8-4 = 4 s. To fall from top of bldg. to
gnd.
h = Vo*t + o.5g*t^2.
Vo = 19.6 m/s.
t = 4 s.
g = 9.8 m/s^2.
h = ?
To solve this problem, we need to use the equations of motion. Let's go step by step:
(a) To find the upward velocity the rock was shot at:
We know that the time it takes for the rock to reach its maximum height is 2 seconds. At the maximum height, the velocity will be zero. Using the equation of motion, we have:
v = u + at
Where:
v = final velocity (0 m/s at the maximum height)
u = initial velocity (what we need to find)
a = acceleration due to gravity (which is approximately -9.8 m/s^2, considering that it acts downwards)
t = time taken to reach the maximum height (2 s)
Plugging in the given values, we have:
0 m/s = u + (-9.8 m/s^2)(2 s)
0 = u - 19.6
u = 19.6 m/s (upward velocity)
Therefore, the rock was shot upward with an initial velocity of 19.6 m/s.

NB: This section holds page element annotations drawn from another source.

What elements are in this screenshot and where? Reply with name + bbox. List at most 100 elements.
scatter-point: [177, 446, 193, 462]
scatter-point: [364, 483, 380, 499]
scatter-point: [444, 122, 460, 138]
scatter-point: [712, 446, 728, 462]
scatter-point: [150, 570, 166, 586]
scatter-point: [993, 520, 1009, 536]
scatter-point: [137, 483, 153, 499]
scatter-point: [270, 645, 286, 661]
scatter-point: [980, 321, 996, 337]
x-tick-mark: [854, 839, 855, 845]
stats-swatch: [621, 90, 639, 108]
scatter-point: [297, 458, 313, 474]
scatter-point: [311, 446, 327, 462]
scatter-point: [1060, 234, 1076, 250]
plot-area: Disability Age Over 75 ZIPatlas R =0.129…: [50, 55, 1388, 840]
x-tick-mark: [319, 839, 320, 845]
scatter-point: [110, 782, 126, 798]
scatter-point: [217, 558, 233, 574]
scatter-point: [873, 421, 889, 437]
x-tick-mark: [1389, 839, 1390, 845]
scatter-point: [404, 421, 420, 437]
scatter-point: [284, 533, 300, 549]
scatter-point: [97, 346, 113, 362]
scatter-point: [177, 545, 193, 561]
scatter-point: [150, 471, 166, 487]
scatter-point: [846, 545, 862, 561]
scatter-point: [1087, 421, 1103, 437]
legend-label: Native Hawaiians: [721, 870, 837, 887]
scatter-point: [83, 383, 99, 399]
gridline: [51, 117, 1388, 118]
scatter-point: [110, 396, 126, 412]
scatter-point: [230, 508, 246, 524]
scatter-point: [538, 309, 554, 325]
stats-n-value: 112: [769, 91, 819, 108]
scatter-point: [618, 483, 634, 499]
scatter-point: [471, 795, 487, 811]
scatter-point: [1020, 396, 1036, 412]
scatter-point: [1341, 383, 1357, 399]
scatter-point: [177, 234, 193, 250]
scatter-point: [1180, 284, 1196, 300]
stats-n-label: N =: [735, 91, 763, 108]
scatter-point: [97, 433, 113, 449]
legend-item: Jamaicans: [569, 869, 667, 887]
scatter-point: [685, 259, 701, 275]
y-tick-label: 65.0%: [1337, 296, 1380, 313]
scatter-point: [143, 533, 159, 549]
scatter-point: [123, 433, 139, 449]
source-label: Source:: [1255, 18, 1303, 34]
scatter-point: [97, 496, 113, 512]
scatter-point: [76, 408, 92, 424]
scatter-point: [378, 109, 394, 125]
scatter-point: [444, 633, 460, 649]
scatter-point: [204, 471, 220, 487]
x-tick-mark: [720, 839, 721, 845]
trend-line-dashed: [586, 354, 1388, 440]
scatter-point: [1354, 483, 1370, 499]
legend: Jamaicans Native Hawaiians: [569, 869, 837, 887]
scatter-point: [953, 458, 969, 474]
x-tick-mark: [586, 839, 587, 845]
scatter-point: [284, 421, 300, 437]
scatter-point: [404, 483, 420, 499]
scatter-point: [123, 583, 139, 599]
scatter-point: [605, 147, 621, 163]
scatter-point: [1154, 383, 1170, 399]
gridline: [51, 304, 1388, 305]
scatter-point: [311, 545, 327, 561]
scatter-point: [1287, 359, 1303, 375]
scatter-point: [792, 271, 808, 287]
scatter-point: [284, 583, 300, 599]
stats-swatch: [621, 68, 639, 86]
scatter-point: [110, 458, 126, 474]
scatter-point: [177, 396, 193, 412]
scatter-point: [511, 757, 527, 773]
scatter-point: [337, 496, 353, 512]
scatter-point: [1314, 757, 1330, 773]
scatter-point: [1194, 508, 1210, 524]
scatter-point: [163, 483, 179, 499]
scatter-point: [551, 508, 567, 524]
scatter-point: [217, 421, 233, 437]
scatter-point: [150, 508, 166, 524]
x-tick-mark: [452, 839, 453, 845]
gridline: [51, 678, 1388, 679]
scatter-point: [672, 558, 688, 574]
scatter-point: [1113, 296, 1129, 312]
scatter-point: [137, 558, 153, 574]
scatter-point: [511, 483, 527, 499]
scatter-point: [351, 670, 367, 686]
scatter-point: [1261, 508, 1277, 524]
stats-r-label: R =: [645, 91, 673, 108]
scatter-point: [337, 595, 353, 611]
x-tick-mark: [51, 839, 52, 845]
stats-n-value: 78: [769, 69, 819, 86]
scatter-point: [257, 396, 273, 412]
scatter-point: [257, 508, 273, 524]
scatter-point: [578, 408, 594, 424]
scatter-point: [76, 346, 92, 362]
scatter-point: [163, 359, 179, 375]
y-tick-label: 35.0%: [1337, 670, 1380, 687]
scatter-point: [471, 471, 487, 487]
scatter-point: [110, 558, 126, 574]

(b) To find the maximum height above the building the rock reaches:
To find the maximum height, we need to use the equation of motion relating displacement, initial velocity, time, and acceleration:
s = ut + (1/2)at^2
At the maximum height, the final velocity is zero. Therefore, we can rewrite the equation as:
0 = ut + (1/2)at^2
Plugging in the values we know:
0 = (19.6 m/s)(2 s) + (1/2)(-9.8 m/s^2)(2 s)^2
0 = 39.2 m - 19.6 m
0 = 19.6 m
Therefore, the maximum height above the building reached by the rock is 19.6 meters.
(c) To find the height of the building:
We know that the rock strikes the ground 8 seconds after it was launched. Using the equation of motion:
s = ut + (1/2)at^2
Where:
s = height of the building (what we need to find)
u = initial velocity (19.6 m/s)
a = acceleration due to gravity (-9.8 m/s^2, considering it acts downwards)
t = time taken to strike the ground (8 s)
Plugging in the given values:
s = (19.6 m/s)(8 s) + (1/2)(-9.8 m/s^2)(8 s)^2
s = 156.8 m - 313.6 m
s = -156.8 m
Since we are dealing with heights, the negative value doesn't make sense. Therefore, we take the magnitude of the height. The height of the building is 156.8 meters.
Therefore,
(a) The upward velocity the rock was shot at is 19.6 m/s.
(b) The maximum height above the building the rock reaches is 19.6 meters.
(c) The height of the building is 156.8 meters.